Maaf


Aku minta maaf." Kucoba memulai percakapan ini dengan kata maaf. Sudah dua menit berlalu sejak telepon diangkat, dia masih membisu. 

Napasnya terdengar berat. "Salahku banyak ya?" Akhirnya bersuara juga. Aku tersenyum meskipun dia tidak melihat. 

"Yap, banyak banget."

"Saking banyaknya, aku disumpah segala."

Aku terdiam, mendadak lidahku kelu tak bisa membalas ucapannya. Malu, merasa makin bersalah, dan bingung membalas sindirannya. 

"Maaf," pelan aku kembali meminta maaf. 

Sepi, sepertinya kami semakin terpisah jarak yang tak bisa dipendekkan. 
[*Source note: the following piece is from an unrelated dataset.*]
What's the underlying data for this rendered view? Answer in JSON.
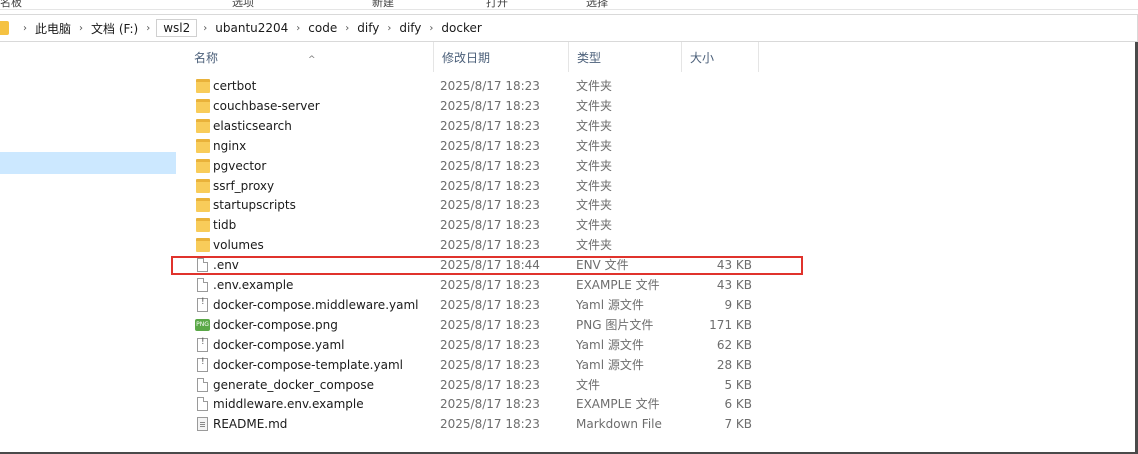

"Apakah aku tidak dimaafkan?" Tanyaku. 

Kudengar tawanya, suara khas yang membuatku tak pernah bisa berpindah ke lain hati. 

"Aku sendiri, sudah dimaafkan belum?" Dia balik bertanya tanpa menjawab pertanyaanku. 

"Sudah kumaafkan."

"Sama, aku juga sudah memaafkanmu."

Huf, lega rasanya. Seperti terlepas dari beban berjuta-juta ton. Seketika senyumku mengembang. 

Berbagai cerita lantas meluncur dari bibirku. Banyak hal yang kusimpan untuk kuceritakan kepadamu. Sesekali kamu menimpali dengan memberikan pendapat. Terkadang hanya tawa kamu yang kudengar. Dua jam berlalu tanpa terasa. Kebekuan yang tercipta sudah mencair, menghadirkan kembali rasa hangat untuk lebih mengerti. Aku tak pernah bisa berbohong, rindu ini masih milikmu.